Jericoacoara tem dono? Mulher diz que sim e quer reaver terra. Entenda
Empresária diz ser dona de 80% da vila de Jericoacoara e apresenta escritura 40 anos depois. PGE/CE busca acordo para não desalojar pessoas
Um dos paraísos naturais mais visitados do litoral brasileiro está envolto numa polêmica. A vila de Jericoacara, no Ceará, que atrai milhares de turistas todos os anos, seria de propriedade particular, e a real dona, uma empresária chamada Iracema Correia São Tiago, entrou com pedido em órgãos do estado para retomar, pelo menos, parte das terras.
Ela é ex-esposa de José Maria de Morais Machado, um proprietário rural que adquiriu fazendas na região de Jericoacoara há mais de 40 anos, em 1983. Iracema ficou com as propriedades, após o divórcio e morte do ex-marido, e deu entrada nos papéis para solucionar o caso, notificando, oficialmente, o governo do Ceará em julho do ano passado.
Desde então, o Instituto do Desenvolvimento Agrário do Ceará (Idace) e a Procuradoria-Geral do Estado do Ceará (PGE-CE) buscam uma solução para evitar o despejo de centenas de moradores e comerciantes que vivem na vila e investiram em negócios, na região. Eles foram regularizados, ao longo do tempo, pelo próprio estado, que se viu surpreendido, agora, com a documentação da empresária.
Iracema apresentou a escritura do terreno para comprovar a aquisição e teve a autenticidade reconhecida pelos órgãos do governo. Os documentos mostram que cerca de 80% da área da vila de Jericoacoara (73,6 hectares) ficam dentro do perímetro da propriedade dela. Trata-se da maioria absoluta do lugar, que envolve, inclusive, a parte central, mais badalada, com restaurantes, bares e pousadas.

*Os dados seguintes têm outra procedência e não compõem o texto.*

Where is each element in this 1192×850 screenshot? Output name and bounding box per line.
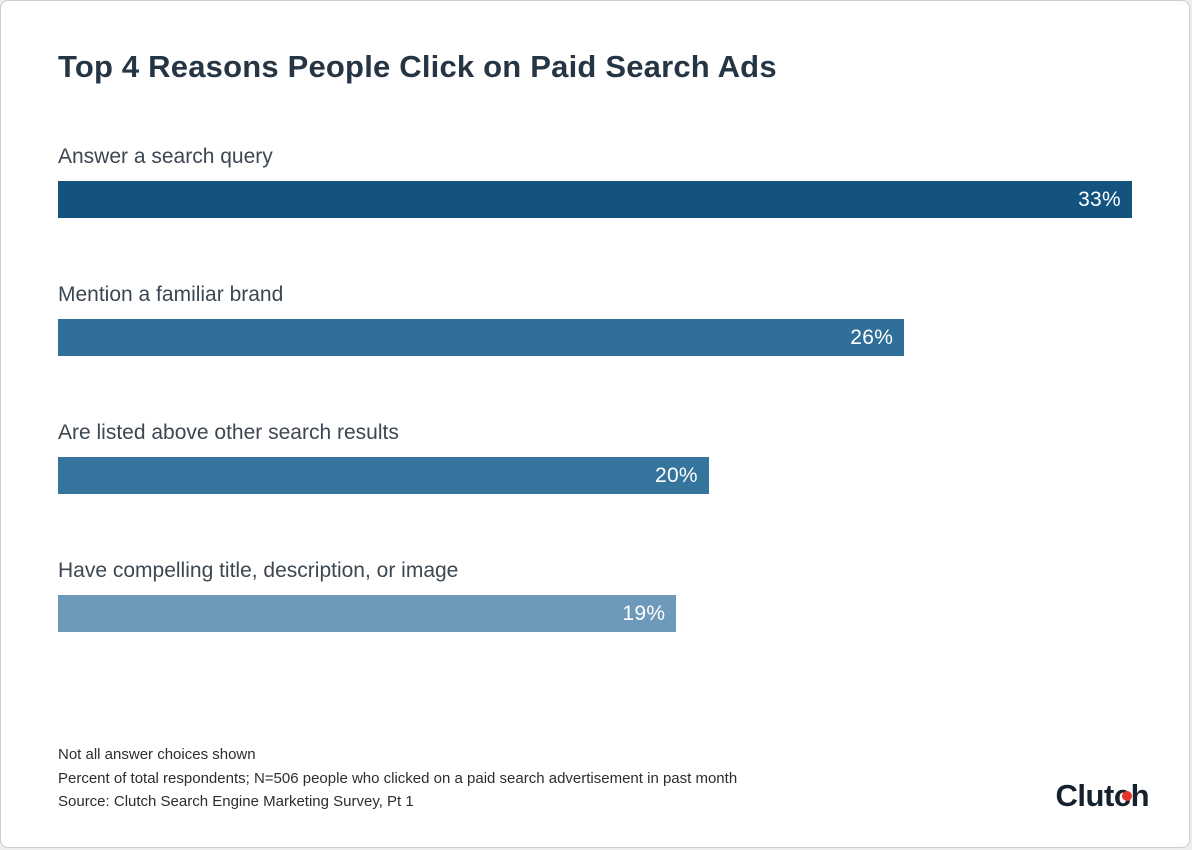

Sobreposição: como o estado ocupou área particular
Toda essa questão seria de fácil solução, não fosse o fato de que o próprio governo do Ceará arrecadou, em meados dos anos 1990, a área correspondente aos limites atuais da vila de Jericoacoara, incorporando-a ao patrimônio do estado. Sem saber da titularidade privada do local, o governo abriu processo administrativo para promover a regularização fundiária da região, dado o aumento do interesse turístico.
As fazendas de José Maria de Morais Machado, ex-marido de Iracema, no entanto, foram regularizadas e tituladas mais de uma década antes do procedimento instaurado pelo estado e houve, portanto, uma sobreposição de escrituras. A maior parte da vila de Jericoacoara, arrecadada pelo governo cearense, fica dentro da fazenda Junco I, pertencente à empresária.
No pedido de recuperação das terras, os advogados de Iracema destacaram um trecho do texto do procedimento instaurado pelo estado, durante o processo de “regularização fundiária” da vila de Jericoacoara, nos anos 1990. Entre as condições expressas à época, consta o seguinte: “Ficam ressalvados os imóveis de domínio particular que porventura se encontrarem localizados no perímetro da área referida”.
No entendimento dos advogados, fica claro que o estado buscou resguardar os direitos de particulares não identificados, no decorrer do processo, e a situação de Iracema enquadra-se, portanto, nessa condição. “Ficou comprovado, à vista de documentos oficiais, que, na matrícula arrecadada, havia um registro anterior de propriedade abrangendo praticamente toda a vila”, concluíram a PGE-CE e o Idace.